Sekretarz skarbu Henry Paulson opracował harmonogram wykupu od banków prywatnych nieściągalnych wierzytelności z tytułu udzielonych kredytów hipotecznych. Dzięki temu sytuacja na rynku finansowym ma się uspokoić. W konsekwencji ma to uratować Stany Zjednoczone przed recesją.

Panujący za oceanem optymizm powoli opuszcza przywódców państw europejskich. Francuska minister finansów przyznała w weekend, że druga co do wielkości gospodarka strefy euro pogrążona jest w recesji.

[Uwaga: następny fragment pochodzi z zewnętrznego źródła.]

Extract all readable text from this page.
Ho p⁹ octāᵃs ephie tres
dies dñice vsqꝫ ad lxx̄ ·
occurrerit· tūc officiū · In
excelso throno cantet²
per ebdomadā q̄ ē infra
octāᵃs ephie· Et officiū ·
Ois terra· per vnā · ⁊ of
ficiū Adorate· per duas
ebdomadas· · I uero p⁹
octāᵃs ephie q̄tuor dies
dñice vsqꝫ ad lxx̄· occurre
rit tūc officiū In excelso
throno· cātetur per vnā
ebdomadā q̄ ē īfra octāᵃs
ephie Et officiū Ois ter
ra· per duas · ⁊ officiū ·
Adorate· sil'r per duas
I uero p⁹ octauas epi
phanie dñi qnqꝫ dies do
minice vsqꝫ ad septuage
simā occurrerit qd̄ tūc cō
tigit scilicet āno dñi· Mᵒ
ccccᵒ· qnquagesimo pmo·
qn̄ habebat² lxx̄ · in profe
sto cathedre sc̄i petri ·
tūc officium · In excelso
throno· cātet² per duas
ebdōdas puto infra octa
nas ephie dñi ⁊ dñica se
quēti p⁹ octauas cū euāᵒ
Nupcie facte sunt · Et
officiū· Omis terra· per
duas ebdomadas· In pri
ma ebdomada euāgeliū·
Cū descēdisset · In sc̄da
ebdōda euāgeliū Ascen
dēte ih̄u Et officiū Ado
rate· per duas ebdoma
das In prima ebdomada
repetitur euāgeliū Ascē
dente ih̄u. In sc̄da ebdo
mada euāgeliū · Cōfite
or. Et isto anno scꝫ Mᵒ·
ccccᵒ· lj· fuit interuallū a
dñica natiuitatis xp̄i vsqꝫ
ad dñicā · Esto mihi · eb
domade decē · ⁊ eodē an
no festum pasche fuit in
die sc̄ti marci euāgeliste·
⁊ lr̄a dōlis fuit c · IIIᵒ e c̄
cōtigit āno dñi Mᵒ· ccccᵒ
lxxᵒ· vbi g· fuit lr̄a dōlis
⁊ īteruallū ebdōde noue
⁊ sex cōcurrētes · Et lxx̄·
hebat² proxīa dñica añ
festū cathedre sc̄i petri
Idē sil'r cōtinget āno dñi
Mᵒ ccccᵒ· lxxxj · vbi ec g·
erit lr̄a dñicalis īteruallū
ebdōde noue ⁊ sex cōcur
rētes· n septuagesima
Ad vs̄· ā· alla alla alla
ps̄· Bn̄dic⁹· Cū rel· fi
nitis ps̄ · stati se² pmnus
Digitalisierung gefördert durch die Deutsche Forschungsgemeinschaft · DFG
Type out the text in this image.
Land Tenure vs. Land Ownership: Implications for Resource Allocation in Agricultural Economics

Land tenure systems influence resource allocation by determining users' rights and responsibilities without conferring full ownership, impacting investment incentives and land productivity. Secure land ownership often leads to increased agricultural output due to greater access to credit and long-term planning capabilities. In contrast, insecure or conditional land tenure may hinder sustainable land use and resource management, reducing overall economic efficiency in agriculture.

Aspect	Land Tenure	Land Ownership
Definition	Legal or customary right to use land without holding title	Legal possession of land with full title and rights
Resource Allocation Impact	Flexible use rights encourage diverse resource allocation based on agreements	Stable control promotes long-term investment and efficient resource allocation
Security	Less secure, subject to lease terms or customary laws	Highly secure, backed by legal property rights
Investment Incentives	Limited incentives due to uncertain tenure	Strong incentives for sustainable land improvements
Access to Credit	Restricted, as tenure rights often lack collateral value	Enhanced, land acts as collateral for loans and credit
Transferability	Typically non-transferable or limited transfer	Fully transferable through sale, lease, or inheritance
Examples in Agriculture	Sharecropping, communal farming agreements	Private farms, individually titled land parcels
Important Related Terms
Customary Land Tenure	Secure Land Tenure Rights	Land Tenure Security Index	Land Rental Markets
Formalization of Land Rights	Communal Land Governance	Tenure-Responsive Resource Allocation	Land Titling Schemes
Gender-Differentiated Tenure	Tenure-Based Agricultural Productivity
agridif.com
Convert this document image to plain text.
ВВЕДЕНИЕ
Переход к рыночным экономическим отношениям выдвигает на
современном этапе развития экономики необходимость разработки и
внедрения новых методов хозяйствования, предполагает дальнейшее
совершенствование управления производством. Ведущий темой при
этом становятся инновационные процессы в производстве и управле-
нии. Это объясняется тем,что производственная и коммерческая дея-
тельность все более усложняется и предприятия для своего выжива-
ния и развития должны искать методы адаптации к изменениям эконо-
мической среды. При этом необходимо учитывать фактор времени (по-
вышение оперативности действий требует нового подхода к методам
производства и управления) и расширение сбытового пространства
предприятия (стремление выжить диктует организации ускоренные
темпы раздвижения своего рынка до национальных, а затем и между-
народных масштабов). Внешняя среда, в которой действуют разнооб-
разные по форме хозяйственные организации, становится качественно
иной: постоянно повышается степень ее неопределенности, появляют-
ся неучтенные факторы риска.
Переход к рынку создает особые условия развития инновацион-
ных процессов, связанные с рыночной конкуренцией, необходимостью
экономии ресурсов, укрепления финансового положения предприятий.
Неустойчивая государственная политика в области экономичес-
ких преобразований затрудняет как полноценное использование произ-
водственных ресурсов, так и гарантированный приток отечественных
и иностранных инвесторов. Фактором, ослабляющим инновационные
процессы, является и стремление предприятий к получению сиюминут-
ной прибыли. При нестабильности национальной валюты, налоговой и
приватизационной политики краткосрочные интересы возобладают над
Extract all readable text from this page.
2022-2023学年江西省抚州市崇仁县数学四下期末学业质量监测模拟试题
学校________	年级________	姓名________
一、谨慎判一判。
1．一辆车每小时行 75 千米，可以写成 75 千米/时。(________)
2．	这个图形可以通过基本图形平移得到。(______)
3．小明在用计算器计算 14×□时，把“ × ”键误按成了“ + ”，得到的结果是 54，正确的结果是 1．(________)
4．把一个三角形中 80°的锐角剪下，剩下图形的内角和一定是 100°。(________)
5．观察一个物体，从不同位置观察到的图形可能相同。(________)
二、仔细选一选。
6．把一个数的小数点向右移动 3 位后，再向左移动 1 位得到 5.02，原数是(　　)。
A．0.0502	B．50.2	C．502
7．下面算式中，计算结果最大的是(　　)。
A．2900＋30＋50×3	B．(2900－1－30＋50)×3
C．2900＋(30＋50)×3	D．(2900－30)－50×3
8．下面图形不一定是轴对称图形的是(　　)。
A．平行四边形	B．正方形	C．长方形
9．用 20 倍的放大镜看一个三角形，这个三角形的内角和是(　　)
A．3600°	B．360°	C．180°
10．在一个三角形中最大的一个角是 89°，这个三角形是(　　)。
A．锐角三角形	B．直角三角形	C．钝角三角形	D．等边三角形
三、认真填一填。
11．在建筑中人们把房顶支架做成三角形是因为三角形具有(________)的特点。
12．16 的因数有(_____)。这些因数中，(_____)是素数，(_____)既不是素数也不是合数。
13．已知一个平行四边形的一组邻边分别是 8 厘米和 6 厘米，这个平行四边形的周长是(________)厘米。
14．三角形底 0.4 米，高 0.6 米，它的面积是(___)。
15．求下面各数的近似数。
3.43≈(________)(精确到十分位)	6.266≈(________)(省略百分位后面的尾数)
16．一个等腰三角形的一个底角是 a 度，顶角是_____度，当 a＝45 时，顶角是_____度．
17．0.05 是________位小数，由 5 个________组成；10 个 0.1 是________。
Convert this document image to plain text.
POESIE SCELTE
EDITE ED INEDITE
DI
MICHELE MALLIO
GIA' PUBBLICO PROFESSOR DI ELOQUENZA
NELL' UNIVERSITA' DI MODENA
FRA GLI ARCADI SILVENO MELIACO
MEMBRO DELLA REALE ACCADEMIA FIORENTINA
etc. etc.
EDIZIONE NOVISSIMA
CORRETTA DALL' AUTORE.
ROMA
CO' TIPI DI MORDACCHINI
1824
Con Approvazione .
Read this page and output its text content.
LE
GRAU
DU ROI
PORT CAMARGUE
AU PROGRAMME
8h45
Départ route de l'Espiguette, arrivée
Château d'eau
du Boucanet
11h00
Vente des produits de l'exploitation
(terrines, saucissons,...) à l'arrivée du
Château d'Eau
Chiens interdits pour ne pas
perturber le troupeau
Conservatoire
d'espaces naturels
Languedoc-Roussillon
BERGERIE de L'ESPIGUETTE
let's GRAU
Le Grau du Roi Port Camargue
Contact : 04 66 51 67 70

Podobne nastroje panują w Wielkiej Brytanii. – Plan Paulsona nie zapobiegnie ześlizgnięciu się brytyjskiej gospodarki w recesję z początkiem 2009 roku – oceniają analitycy cytowani przez „Sunday Times”. Ich przekonanie spowodowane jest sytuacją w sektorze usług finansowych, gdzie część operacji praktycznie zamarła. Oznacza to, że konsumenci mają większe trudności z uzyskaniem kredytu, a firmy z utrzymaniem płynności.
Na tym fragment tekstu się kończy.